In this election it was easy to see the okie-doke coming. Dennis Kucinich and Al Sharpton made a brief splash. They presented the hope of really ending war and meeting human needs without abandoning capitalist parties as a road to change. But they got no real consideration from their party. Howard Dean, a centrist liberal who was sort of against the war in Iraq, attracted level-headed liberals and self-proclaimed progressives.
As soon as it appeared Dean might have a chance, the Party machinery anointed the staid John Kerry as their candidate. We ended up with a Democratic Party candidate who offered a seemingly softer approach to oppression at home while actually attempting to one-up the right on imperialist war. Sadly, those who started the trek down this self-defeating road felt they had to stay with a Democrat because they had been convinced that Bush was too powerful, too fascist, too evil -- and we the people were too weak to successfully resist.
The fact is, if you do not oppose capitalism and imperialism, you cannot defeat them. Supporting Kerry was in no way opposing either of those monsters.
The Democrats not only successfully took us out of the race -- with the help of the union bureaucrats they for the most part took us out of the streets as well. And the only time poor and working people in this country have ever gained even the smallest meaningful reform has been when we were in the streets, regardless of which big-money party was in power. The Democratic wing of capitalism steals the power from those struggles, dilutes reforms to levels that capital can live with and makes damned sure that we never think about gaining the power to make our own reforms. They beat us and shoot and jail our leaders and tell us to love them for it. This is one reason why it is so important to build an independent electoral expression of our mass resistance.
I don't blame the ordinary people who supported Kerry. I work for a living. I'm a shop steward in my workplace and I heard my friends and co-workers expressing their fear and desperation. They felt there was no hope, and we all badly need hope. I do blame those professional labor and political activists, and "progressive" academics -- celebrated and privileged so-called leaders who should know better. The shameful truth is that they all too often do know better, but they also know which side their bread is buttered on.
So the question becomes, "What do we do now?" No one has all the answers. Here are a few suggestions for consideration.
Let us transform the protest movement into one of resistance. We need to find targets such as military recruiters, major banks, defense manufacturers.

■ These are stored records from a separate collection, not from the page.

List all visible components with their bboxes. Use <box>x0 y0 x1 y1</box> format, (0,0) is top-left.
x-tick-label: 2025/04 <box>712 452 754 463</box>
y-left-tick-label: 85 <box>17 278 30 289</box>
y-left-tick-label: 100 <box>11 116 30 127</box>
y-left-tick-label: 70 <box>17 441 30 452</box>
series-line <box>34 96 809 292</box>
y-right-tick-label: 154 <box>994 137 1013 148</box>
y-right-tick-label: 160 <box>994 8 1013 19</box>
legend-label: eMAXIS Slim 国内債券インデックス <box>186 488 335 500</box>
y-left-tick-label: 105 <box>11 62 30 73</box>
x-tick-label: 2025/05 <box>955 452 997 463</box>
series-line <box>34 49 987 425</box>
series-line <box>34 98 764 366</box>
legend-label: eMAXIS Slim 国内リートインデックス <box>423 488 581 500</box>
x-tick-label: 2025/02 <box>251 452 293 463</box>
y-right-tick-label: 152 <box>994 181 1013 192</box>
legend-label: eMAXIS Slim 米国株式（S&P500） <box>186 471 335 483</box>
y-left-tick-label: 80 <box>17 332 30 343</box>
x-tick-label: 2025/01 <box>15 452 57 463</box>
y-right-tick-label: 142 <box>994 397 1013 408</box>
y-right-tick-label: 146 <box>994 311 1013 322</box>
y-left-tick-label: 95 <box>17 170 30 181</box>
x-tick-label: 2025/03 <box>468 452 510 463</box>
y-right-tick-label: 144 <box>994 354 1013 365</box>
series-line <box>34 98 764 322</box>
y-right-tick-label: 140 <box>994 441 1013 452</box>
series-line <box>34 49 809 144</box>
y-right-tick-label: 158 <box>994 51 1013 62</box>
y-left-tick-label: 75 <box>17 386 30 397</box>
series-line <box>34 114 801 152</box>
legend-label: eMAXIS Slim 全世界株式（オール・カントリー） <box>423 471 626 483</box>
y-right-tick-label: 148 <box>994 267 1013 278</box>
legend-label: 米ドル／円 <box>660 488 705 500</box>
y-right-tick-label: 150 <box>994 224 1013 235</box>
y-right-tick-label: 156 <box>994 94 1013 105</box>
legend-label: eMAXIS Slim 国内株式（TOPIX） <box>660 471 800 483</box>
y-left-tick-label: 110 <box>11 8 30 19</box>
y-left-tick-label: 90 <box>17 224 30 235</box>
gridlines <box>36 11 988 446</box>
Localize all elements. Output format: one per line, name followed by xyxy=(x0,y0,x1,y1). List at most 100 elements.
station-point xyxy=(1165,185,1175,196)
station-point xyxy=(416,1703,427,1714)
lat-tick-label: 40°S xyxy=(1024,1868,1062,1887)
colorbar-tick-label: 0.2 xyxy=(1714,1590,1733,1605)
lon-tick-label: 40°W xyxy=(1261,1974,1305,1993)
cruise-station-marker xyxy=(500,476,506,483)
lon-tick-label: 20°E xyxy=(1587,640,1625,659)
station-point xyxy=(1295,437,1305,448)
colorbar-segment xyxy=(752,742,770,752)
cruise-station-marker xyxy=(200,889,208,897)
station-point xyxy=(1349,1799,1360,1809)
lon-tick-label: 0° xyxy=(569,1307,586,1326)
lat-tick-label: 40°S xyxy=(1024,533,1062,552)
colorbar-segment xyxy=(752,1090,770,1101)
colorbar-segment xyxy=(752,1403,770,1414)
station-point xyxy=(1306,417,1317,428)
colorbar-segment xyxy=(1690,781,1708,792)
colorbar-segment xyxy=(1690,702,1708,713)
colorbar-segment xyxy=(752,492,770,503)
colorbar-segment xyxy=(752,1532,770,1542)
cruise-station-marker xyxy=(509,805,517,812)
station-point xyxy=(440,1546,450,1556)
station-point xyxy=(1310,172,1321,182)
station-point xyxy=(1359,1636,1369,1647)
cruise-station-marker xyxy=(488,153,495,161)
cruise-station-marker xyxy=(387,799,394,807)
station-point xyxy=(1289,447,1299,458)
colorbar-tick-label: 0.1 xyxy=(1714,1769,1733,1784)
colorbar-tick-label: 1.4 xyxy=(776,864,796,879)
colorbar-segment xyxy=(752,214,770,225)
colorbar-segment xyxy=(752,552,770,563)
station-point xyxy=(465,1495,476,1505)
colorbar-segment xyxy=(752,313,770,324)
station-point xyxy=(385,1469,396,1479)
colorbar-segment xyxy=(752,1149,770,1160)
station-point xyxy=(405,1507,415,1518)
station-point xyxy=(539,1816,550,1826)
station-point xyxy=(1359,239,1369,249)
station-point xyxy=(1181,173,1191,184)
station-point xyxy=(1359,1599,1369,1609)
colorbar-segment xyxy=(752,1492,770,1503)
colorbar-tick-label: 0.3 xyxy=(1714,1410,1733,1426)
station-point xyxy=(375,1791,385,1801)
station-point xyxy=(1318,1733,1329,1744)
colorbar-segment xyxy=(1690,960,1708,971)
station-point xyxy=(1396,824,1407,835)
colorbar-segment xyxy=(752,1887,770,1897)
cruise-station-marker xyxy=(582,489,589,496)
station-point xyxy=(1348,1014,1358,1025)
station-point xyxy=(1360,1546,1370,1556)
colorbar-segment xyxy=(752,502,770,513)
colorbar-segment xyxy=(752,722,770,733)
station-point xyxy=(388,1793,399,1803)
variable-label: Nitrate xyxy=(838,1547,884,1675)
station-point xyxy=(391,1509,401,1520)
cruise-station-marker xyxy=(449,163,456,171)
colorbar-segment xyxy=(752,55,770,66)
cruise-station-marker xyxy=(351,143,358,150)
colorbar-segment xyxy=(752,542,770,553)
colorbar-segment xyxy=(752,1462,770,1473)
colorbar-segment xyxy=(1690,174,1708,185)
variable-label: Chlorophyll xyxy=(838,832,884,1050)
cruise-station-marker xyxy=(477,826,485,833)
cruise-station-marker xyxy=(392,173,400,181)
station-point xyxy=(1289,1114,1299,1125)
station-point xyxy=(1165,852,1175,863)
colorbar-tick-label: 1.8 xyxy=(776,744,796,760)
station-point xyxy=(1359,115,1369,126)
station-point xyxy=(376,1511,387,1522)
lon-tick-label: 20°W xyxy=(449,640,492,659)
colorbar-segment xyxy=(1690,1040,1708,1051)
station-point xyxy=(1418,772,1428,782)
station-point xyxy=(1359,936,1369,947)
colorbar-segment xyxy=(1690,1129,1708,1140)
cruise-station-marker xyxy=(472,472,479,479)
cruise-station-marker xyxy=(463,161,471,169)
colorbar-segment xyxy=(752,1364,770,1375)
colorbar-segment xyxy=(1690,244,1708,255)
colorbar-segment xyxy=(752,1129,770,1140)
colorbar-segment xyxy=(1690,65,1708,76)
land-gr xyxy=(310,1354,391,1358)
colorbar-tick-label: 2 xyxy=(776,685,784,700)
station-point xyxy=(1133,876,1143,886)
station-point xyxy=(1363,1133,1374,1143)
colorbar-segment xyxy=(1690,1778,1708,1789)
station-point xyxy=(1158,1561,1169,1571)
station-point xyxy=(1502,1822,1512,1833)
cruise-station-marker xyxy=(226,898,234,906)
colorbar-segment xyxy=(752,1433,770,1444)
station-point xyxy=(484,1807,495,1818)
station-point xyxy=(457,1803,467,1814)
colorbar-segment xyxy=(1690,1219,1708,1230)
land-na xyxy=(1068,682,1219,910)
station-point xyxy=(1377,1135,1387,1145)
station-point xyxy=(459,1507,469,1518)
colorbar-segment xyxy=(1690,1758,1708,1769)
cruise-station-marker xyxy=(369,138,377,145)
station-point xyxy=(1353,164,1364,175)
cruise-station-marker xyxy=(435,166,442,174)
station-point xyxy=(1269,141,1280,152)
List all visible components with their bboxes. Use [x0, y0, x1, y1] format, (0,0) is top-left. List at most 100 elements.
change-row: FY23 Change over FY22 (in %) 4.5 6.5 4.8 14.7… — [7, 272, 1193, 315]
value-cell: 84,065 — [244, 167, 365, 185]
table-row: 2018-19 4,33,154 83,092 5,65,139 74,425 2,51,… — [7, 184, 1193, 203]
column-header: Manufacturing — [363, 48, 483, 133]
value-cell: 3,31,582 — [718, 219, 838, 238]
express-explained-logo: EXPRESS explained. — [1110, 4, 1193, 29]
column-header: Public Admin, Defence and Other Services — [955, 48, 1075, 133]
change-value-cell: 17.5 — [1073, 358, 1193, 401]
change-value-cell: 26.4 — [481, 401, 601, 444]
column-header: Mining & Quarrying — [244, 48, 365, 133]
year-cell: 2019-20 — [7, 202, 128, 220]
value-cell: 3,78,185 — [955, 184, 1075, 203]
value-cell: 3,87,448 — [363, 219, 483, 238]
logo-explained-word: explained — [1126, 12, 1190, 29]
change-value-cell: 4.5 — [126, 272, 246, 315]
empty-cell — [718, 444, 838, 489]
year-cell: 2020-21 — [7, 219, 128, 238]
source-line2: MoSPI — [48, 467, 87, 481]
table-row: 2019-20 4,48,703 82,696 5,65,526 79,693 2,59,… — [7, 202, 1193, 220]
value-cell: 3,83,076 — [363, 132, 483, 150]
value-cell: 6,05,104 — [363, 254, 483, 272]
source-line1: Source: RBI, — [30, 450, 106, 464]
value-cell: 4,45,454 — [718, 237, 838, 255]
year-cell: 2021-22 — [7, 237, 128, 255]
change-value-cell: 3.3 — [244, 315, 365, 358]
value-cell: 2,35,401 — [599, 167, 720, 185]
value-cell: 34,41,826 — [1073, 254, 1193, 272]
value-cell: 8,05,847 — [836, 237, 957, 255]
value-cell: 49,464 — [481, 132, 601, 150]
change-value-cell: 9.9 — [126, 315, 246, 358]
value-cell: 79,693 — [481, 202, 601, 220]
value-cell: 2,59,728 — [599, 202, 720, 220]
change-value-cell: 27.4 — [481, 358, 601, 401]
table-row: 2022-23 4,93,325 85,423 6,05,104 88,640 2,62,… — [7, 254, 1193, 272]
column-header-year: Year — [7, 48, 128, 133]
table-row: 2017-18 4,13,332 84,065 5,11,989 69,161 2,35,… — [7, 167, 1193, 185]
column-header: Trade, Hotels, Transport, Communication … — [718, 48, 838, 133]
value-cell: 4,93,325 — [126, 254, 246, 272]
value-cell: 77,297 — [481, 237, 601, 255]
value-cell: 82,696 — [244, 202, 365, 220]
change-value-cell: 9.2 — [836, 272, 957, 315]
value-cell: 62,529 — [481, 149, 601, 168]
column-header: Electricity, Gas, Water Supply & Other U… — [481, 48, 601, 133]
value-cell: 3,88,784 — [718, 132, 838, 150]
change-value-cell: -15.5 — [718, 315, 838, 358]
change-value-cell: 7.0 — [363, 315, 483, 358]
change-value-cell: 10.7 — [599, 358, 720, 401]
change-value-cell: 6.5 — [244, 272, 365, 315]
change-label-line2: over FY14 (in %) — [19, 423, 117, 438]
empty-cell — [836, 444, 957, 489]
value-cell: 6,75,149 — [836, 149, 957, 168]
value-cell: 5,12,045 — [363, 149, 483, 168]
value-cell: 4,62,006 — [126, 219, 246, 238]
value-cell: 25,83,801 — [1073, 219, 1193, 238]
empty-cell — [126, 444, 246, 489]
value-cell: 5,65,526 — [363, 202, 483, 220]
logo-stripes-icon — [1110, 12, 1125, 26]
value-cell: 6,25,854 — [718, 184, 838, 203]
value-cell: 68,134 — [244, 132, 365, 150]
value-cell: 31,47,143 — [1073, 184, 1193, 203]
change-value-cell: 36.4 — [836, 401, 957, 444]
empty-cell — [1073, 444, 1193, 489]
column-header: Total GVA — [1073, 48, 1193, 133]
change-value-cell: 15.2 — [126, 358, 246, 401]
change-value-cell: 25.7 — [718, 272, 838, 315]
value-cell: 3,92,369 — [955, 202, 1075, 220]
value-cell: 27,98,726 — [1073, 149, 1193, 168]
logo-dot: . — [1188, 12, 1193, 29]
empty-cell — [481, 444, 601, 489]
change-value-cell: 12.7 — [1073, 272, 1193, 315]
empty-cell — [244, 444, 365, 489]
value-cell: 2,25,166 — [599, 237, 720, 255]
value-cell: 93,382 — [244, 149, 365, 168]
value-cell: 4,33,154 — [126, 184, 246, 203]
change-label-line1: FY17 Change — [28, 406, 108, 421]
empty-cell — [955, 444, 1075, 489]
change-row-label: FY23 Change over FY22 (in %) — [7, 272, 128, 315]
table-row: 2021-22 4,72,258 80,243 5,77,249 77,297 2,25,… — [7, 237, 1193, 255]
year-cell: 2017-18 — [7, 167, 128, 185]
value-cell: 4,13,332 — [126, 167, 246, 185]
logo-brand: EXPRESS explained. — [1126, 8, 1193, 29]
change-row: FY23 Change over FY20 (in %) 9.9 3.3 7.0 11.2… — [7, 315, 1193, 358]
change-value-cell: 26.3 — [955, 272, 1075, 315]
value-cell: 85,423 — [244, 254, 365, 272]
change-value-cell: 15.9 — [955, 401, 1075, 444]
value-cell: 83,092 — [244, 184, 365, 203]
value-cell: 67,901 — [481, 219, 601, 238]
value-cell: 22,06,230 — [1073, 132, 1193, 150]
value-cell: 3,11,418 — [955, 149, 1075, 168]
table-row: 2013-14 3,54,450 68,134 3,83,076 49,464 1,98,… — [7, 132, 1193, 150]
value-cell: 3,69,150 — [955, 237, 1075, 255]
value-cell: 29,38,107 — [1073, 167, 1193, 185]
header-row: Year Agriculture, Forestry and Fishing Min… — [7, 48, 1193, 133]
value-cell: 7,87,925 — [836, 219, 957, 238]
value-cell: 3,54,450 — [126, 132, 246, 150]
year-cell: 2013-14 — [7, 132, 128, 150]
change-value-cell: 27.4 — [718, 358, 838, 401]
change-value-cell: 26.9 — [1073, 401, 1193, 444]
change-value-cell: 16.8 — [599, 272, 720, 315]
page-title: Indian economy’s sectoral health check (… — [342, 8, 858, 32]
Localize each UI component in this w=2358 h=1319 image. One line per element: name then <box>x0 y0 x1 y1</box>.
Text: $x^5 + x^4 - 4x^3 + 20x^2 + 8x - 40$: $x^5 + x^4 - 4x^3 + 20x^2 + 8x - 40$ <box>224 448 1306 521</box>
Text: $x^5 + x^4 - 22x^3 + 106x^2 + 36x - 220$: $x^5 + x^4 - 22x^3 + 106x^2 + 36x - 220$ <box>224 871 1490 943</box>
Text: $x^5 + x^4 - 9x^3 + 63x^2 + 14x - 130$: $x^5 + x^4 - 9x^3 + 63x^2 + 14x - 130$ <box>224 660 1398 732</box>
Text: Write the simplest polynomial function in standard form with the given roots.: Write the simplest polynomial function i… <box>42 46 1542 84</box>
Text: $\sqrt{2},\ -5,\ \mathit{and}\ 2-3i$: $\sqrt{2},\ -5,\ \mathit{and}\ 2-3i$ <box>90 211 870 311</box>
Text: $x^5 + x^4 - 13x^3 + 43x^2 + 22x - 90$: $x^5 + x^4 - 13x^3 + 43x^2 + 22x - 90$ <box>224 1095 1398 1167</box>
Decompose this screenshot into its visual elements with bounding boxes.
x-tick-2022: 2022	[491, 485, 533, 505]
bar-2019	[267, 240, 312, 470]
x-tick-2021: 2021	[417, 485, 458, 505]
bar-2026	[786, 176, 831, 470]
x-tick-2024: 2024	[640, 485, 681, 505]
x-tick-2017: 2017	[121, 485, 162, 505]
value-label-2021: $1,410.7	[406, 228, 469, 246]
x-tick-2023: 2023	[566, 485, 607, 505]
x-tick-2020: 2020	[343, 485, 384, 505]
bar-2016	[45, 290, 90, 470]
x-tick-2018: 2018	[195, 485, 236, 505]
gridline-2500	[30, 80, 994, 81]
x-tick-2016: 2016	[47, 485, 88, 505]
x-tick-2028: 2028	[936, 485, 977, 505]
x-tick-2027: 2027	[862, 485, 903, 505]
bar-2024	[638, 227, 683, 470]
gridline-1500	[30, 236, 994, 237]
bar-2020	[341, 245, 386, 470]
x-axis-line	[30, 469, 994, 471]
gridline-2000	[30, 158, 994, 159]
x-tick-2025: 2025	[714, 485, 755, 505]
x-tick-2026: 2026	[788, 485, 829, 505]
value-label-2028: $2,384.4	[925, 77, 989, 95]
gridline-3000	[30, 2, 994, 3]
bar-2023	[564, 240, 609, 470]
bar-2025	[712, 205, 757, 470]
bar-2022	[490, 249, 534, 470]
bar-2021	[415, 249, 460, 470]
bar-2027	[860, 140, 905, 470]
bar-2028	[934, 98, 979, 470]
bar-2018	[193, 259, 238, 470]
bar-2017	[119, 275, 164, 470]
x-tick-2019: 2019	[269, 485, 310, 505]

We must relentlessly expose their role, and make it difficult or even impossible for them to operate as usual.
Let us take the struggle to our workplaces. Where we have unions we must make them more militant, openly speaking out against the rule of capital. We must call on the labor movement to rediscover the power of the political strike. Where we do not have unions we must organize them.
Let us continue to stage major demonstrations, but we must also build local protests and do regular outreach, education and organizing in our neighborhoods.
Let us abandon sectarianism. Anti-capitalists of every stripe should operate under one umbrella of resistance, based on clear, broad principles of unity. We must democratically debate, respect our differences, and act on our agreements.
We need a national electoral representation of that resistance. In California that electoral arm right now is the Peace and Freedom Party. The Greens represent protest, but they do not oppose capitalism nor call for its end.
We must come together to challenge those who profit from war, exploitation and oppression. Working people must claim their right to govern the world for the future of all humanity.
[J. Kevin Bishop is a shop steward in the Communication Workers of America (CWA) and south state chair of the Peace and Freedom Party.]